How to replace all the values in one file with their corresponding names from another file


I need help in substituting values (numbers) in one file (File-1.txt) with those of names (string) in another file (File-2.txt) containing the values in first column and corresponding names in the second column. The two files are as below:

File-1.txt

(0, ':', [])
(1, ':', [18])
(2, ':', [20, 41])
(3, ':', [18])
(4, ':', [17])
(5, ':', [])
(6, ':', [])

File-2.txt

1   ALA_A_87
2   THR_A_127
3   GLY_A_128
4   ILE_A_130
5   THR_A_166
6   THR_A_167

Expected output:

(ALA_A_87, ':', [THR_A_127])
(THR_A_127, ':', [ALA_A_87, GLY_A_128, ILE_A_130])
(GLY_A_128, ':', [THR_A_127, 5])
(ILE_A_130, ':', [THR_A_127])
(THR_A_166, ':', [GLY_A_128, THR_A_167])
(THR_A_167, ':', [THR_A_166])

I have been trying some awk code, but no luck!! The awk code is as below:

awk -F, '
    BEGIN {
        subs="ALA_A_87 THR_A_127 GLY_A_128 ILE_A_130 THR_A_166 THR_A_167";
        split( subs, subs_arr );
    }
    NR == 1 { 
        print; 
        next 
    } 
    NR>1{
        for i in {1 2 3 4 5 6 }; {
            $i = subs_arr[ $i++ ];
        }
        print
    }
' File-1.txt

Here, I provided the names and values to be substituted in the code itself, but if it can be provided as an external file (File-2.txt) and matching the numbers in the File-1.txt with that of the first column of File-2.txt and replace the numbers in File-1.txt with the corresponding names shown in File-2.txt.
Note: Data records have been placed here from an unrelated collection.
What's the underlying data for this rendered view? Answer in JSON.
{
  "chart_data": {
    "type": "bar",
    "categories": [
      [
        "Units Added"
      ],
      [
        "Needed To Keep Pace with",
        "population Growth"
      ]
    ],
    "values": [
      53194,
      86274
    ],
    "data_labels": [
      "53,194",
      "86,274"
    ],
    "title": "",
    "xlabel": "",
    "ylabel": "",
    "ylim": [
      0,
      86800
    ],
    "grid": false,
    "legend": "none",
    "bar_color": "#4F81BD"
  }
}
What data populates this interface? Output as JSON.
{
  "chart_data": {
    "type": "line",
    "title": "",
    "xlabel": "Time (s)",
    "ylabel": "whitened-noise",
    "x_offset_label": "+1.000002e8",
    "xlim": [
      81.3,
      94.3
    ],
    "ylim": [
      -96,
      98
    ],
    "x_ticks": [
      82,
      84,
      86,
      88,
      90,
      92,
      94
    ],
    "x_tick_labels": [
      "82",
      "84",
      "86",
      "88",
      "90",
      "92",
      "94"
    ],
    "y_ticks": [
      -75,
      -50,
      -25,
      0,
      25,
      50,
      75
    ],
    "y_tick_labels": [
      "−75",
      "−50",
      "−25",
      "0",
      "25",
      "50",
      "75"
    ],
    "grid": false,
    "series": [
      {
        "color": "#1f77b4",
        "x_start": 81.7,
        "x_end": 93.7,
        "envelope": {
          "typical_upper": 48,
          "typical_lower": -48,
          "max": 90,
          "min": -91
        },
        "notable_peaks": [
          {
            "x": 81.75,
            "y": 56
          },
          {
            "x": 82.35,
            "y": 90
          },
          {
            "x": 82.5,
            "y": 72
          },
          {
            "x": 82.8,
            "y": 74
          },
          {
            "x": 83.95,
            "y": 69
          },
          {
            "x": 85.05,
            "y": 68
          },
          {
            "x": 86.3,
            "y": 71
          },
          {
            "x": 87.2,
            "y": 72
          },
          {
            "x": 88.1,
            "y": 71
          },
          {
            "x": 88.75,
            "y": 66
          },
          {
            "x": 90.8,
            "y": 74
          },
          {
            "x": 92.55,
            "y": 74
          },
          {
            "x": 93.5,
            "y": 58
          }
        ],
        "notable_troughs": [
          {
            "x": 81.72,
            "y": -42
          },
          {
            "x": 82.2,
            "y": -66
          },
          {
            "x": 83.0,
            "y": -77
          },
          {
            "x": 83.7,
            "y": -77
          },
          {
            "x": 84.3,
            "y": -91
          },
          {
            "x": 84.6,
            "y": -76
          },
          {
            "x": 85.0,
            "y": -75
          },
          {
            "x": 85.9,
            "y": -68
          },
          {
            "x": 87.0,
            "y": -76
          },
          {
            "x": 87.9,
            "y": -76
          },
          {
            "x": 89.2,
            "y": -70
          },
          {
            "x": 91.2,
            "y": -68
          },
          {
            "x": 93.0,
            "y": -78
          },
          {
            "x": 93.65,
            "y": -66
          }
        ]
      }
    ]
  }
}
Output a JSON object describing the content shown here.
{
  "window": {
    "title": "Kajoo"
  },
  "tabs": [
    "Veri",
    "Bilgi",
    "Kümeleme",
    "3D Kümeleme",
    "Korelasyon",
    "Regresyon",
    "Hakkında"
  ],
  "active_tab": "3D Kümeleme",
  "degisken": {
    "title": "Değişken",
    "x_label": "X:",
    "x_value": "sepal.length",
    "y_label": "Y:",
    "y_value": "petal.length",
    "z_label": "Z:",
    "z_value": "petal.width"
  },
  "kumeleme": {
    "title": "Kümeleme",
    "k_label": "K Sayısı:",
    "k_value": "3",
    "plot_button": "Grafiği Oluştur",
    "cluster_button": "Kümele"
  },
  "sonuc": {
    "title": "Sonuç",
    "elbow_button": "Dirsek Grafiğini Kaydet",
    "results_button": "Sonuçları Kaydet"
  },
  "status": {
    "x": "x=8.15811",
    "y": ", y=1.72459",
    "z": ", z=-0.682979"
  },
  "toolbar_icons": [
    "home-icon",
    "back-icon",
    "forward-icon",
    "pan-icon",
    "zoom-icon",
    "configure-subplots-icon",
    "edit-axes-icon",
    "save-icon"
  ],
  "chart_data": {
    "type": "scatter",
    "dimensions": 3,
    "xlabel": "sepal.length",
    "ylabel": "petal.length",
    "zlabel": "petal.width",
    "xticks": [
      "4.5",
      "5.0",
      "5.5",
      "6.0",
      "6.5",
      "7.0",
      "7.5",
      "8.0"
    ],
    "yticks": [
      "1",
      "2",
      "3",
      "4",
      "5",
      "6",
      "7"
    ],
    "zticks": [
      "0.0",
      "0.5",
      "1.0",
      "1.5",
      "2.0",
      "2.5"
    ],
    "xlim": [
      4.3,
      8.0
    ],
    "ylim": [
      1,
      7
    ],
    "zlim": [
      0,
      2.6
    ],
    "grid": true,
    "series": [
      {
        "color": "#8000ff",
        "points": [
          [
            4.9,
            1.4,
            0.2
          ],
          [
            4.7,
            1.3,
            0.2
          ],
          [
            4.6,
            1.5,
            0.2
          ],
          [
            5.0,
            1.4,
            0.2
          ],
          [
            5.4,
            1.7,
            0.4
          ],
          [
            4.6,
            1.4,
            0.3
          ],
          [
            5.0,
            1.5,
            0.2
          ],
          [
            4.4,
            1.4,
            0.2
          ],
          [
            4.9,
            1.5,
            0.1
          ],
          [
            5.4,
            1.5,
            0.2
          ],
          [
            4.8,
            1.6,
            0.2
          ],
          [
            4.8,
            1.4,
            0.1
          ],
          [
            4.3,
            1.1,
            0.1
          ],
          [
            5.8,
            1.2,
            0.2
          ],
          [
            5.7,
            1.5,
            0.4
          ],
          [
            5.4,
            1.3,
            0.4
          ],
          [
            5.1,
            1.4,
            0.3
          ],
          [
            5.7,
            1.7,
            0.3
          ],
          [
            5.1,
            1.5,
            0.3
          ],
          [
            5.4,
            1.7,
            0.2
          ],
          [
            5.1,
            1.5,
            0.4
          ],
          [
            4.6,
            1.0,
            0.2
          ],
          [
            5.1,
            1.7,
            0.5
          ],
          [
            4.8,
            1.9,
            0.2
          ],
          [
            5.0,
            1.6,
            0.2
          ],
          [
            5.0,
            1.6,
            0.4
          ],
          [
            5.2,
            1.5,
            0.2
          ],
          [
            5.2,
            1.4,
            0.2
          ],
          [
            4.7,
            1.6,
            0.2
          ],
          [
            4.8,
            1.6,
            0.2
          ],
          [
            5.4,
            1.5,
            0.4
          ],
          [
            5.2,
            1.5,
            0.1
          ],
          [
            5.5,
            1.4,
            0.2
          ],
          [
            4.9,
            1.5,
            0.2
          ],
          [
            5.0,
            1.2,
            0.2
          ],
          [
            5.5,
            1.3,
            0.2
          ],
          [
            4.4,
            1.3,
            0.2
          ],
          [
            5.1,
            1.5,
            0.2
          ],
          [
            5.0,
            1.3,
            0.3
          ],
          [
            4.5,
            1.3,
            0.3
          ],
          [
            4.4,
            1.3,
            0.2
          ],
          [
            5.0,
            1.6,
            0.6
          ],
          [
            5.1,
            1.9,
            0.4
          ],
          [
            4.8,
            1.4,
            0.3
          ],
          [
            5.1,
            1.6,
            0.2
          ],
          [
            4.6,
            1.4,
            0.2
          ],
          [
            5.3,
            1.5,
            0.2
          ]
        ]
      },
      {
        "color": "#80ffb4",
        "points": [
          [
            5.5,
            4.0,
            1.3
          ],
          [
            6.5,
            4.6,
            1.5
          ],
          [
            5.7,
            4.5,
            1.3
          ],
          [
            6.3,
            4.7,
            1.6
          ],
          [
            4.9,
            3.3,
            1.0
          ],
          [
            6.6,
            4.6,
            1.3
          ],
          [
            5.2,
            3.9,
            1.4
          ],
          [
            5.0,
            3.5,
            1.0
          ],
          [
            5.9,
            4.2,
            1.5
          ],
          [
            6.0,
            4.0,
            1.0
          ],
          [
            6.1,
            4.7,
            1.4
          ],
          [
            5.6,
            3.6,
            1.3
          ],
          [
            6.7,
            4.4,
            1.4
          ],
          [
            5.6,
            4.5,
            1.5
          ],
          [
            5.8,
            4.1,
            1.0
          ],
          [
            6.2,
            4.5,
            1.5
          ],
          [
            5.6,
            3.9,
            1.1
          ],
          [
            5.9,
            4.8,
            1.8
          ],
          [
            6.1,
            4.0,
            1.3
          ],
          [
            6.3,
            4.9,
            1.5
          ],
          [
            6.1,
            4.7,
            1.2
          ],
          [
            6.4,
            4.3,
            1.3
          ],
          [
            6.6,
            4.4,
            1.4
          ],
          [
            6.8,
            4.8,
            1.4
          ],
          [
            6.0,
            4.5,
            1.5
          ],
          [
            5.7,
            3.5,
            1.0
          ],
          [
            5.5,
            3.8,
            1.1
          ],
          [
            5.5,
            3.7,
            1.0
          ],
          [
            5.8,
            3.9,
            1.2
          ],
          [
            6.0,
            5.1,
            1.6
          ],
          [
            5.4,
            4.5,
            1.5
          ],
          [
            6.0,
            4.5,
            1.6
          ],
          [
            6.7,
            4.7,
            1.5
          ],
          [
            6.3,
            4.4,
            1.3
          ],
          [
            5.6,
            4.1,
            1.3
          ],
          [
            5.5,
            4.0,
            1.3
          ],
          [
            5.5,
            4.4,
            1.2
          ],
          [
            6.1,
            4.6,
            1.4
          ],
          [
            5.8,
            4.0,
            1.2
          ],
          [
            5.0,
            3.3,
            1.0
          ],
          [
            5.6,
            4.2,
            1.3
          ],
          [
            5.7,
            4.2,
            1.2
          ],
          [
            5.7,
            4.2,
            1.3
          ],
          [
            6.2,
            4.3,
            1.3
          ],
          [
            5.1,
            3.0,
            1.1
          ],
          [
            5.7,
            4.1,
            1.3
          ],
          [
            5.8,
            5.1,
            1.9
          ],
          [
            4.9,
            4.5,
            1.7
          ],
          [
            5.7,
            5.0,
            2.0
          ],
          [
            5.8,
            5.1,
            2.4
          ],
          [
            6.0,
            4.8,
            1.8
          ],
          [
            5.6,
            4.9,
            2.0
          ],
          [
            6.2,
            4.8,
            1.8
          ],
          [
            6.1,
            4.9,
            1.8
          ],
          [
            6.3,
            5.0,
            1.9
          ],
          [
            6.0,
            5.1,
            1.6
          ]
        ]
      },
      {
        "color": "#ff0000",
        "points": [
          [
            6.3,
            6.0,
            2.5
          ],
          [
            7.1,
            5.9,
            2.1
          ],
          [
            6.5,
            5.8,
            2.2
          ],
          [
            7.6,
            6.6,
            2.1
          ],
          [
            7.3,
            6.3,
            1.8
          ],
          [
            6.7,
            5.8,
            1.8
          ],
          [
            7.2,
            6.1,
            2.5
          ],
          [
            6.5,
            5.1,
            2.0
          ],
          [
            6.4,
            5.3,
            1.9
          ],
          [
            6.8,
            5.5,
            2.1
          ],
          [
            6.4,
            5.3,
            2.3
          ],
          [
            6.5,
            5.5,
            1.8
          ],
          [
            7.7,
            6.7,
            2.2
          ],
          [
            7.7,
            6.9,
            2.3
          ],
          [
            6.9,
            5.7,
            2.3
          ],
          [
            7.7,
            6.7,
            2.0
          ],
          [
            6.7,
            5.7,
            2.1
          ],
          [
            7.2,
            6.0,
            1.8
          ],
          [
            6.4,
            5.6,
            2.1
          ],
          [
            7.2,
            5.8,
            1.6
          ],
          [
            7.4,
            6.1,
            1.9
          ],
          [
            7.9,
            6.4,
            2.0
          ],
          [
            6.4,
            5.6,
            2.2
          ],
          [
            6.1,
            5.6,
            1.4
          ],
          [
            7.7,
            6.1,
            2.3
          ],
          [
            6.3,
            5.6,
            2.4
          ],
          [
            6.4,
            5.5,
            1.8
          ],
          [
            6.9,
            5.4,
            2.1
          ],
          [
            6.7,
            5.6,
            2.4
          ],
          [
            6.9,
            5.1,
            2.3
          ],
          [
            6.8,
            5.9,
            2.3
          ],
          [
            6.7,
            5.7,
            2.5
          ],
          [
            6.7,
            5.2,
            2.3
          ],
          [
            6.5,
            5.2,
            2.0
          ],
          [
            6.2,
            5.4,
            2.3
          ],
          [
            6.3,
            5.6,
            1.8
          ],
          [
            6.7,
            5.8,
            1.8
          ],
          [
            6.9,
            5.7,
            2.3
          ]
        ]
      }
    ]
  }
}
Help me resolve this code.

Thanks in advance


Solution

  • This awk one-liner should help:

    awk 'NR==FNR{a[$1]=$2;next}{FS="[(,]"}sub(/[^,]*/,"("a[$2])+1' f2 f1
    

    It outputs something like:

    (, ':', [])
    (ALA_A_87, ':', [18])
    (THR_A_127, ':', [20, 41])
    (GLY_A_128, ':', [18])
    (ILE_A_130, ':', [17])
    (THR_A_166, ':', [])
    (THR_A_167, ':', [])
    (LYS_A_189, ':', [])
    (GLY_A_190, ':', [45])
    (ALA_A_191, ':', [])
    (GLY_A_192, ':', [26])
    (MET_A_193, ':', [23])
    (LEU_A_194, ':', [])
    (THR_B_200, ':', [37])
    .....
    

    Note the first line, the 0 doesn't exist in file2, so there is an empty in the (), if this is not what you want, please let me know what value should be there.